“Kazım emir aldı merkezden/ Gebze’deki İngiliz tercümanı vurulacak …” Nazım Hikmet’in Memleketimden İnsan Manzaraları” şiirinde sözünü ettiği “Kartallı Kazım”ın tablosu önündeyiz.
1941 tarihli Nazım’ın bizzat yaptığı tabloyu sahipleri Kılıçdaroğlu’na hediye etmişti. O da bunu CHP Genel Merkezi’ne bağışlamıştı. Ankara turumun bir ayağı da CHP Genel Merkezi’ydi. Koca koca binaların ortasındaki genel merkez sakindi. Her odasında hareket görmeye alıştığım bina, aşırı sıcaklardan sanki yorgun düşmüş gibiydi.
CHP Genel Başkanı Kemal Kılıçdaroğlu ile partinin geleceği, 14-28 Mayıs seçimleri üzerine konuştuk. İzlenimim: Kılıçdaroğlu CHP genel başkanlığını sürdürmeye kararlı görünüyor. Kişi adı vererek kimseyi suçlamıyor. Sakin bir şekilde kongreleri izliyor.
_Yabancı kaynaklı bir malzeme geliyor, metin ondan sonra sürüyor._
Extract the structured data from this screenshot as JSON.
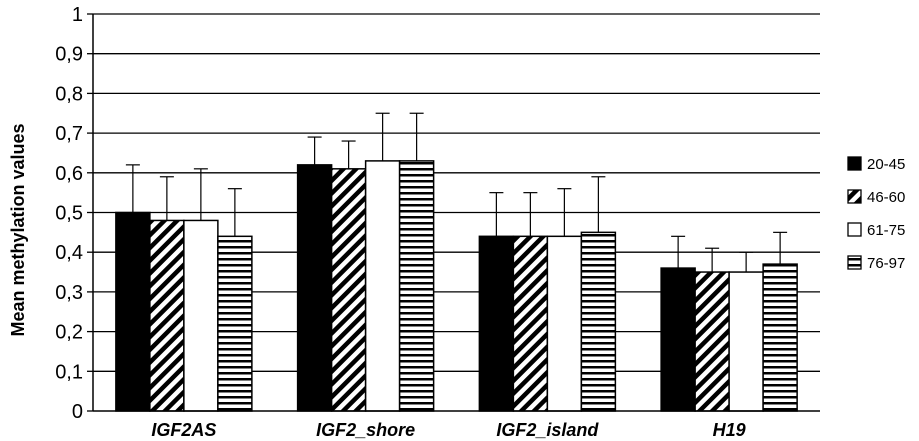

“Kamuoyu önünde bir özeleştiri yapsanız daha iyi olmaz mıydı?” soruma şöyle cevap verdi: “Seçimden birkaç gün sonra kamuoyu önüne ekibimle birlikte çıkıp hesap vermeyi, bir özeleştiri yapmayı gerçekleştirebilirdik. Aslında parti kademelerinde bunu yaptık. Ama açıktan herkesi bilgilendirici bir değerlendirme yapmamış olmamız bir eksiklik.” A
ynı soruyu Millet İttifakı için de sordum. “Millet İttifakı’nın bileşenleri ile böyle bir deneme yapılabilirdi ama onlar adına konuşmak doğru olmaz.” Ruh hallerini şöyle özetledi: “Üzerimizde seçim sonrası ağır bir baskı oluştu. Partiyi dağıtacak kadar sert bir baskı. Bu hâlâ sürüyor.”
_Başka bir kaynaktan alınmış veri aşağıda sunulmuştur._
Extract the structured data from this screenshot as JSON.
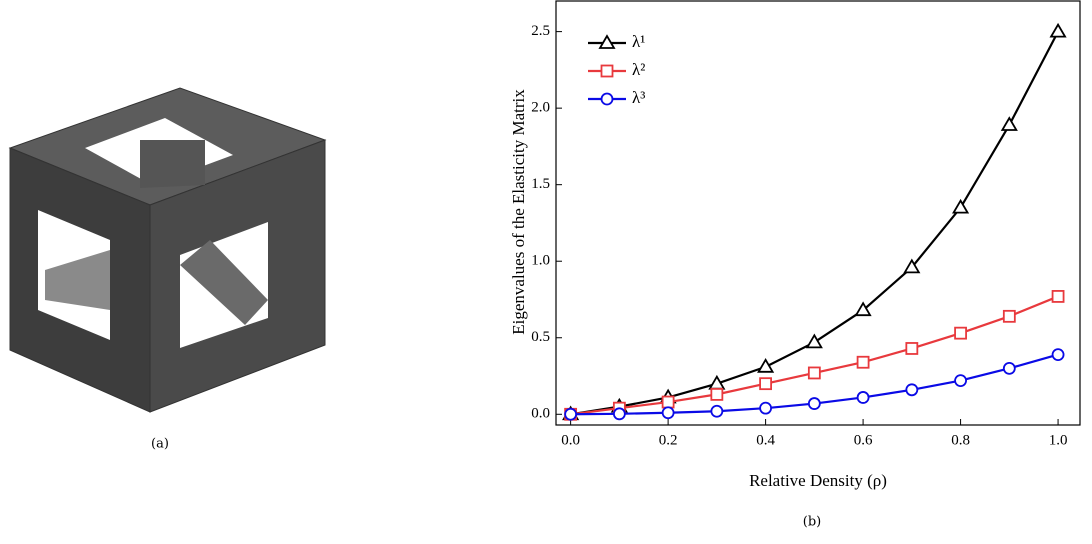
{
  "chart_data": {
    "type": "line",
    "xlabel": "Relative Density (ρ)",
    "ylabel": "Eigenvalues of the Elasticity Matrix",
    "x": [
      0,
      0.1,
      0.2,
      0.3,
      0.4,
      0.5,
      0.6,
      0.7,
      0.8,
      0.9,
      1
    ],
    "series": [
      {
        "name": "λ¹",
        "color": "#000000",
        "marker": "triangle",
        "values": [
          0,
          0.05,
          0.11,
          0.2,
          0.31,
          0.47,
          0.68,
          0.96,
          1.35,
          1.89,
          2.5
        ]
      },
      {
        "name": "λ²",
        "color": "#e8393d",
        "marker": "square",
        "values": [
          0,
          0.04,
          0.08,
          0.13,
          0.2,
          0.27,
          0.34,
          0.43,
          0.53,
          0.64,
          0.77
        ]
      },
      {
        "name": "λ³",
        "color": "#0a0ae6",
        "marker": "circle",
        "values": [
          0,
          0.003,
          0.01,
          0.02,
          0.04,
          0.07,
          0.11,
          0.16,
          0.22,
          0.3,
          0.39
        ]
      }
    ],
    "xlim": [
      -0.03,
      1.045
    ],
    "ylim": [
      -0.07,
      2.7
    ],
    "xticks": [
      {
        "value": 0,
        "label": "0.0"
      },
      0.2,
      0.4,
      0.6,
      0.8,
      {
        "value": 1,
        "label": "1.0"
      }
    ],
    "yticks": [
      {
        "value": 0,
        "label": "0.0"
      },
      0.5,
      {
        "value": 1,
        "label": "1.0"
      },
      1.5,
      {
        "value": 2,
        "label": "2.0"
      },
      2.5
    ],
    "legend": "upper left",
    "grid": false
  },
  "captions": [
    "(a)",
    "(b)"
  ]
}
“Kurultay’da yönetim açısından bir sorun çıkmaz. CHP’de şu anda il ve ilçe örgütlerinin başındaki arkadaşlarımızın çoğu eski gençlik kollarında çalışanlar. Parti bu şekilde de yenileniyor.” Seçimlerde müttefik sağcı parti üyelerinin CHP listelerinden aday gösterilmesine yönelik eleştirileri şöyle cevapladı: “Diğer partilerle oluşturduğumuz milletvekili aday listelerine yönelik eleştiriler haksızdır. Yüzde 25 oyumuz var, yüzde 50’ye ulaşmak için müttefiklere muhtacız. Bu listeleri bahane ederek partimiz içinde sert ve öfkeli tepkiler örgütlendi. ‘Parti sağa kayıyor’ haksız değerlendirmeleri yapıldı. Bazı ulusalcı seçmenler bu propagandanın da etkisiyle aşırı milliyetçi seçenekleri tercih etti. Bu partilerle yapılan ittifakın belgeleri olan ortak Protokol ve Anayasa değişiklik taslağı okunduğunda gelişmiş bir demokrasi programı hazırlandığı görülebilir.”
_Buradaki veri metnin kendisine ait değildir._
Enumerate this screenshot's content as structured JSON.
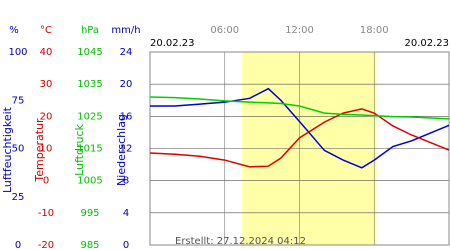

Kemal Kılıçdaroğlu’na göre, oy verme ihtimali bulunan ‘tereddütlü kitle’ önemliydi: “İktidardan kopuş eğiliminde olan muhafazakâr kitle, sonucu tayin etti. Bu aday listelerine gösterilen aşırı tepkilerden, söz konusu kitle olumsuz yönde etkilendi. Kararsız muhafazakârlar, ‘Ulusalcılar iktidara gelirse yeniden eski günlere dönebiliriz korkusu’ ile oylarını dönüp tekrar Erdoğan’a verdiler.”
Kemal Bey’le aynı kuşaktan olmanın, aynı tarihsel süreçleri yaşamanın, ortak bir tarihe sahip olmanın ortak anıları da vardı. 1968 eylemlerinin bazılarına ikimizin de katıldığı ortaya çıktı. TUSLOG baskınında Kemal Bey de göstericiler arasındaymış. Ben o eylemi örgütleyenlerdendim. Kılıçdaroğlu, “Biz 68’liler dirençli insanlarız. Mücadeleyi sürdürürüz” derken genel başkanlığa devam etmeye kararlı olduğunu tekrar vurgulamış oldu.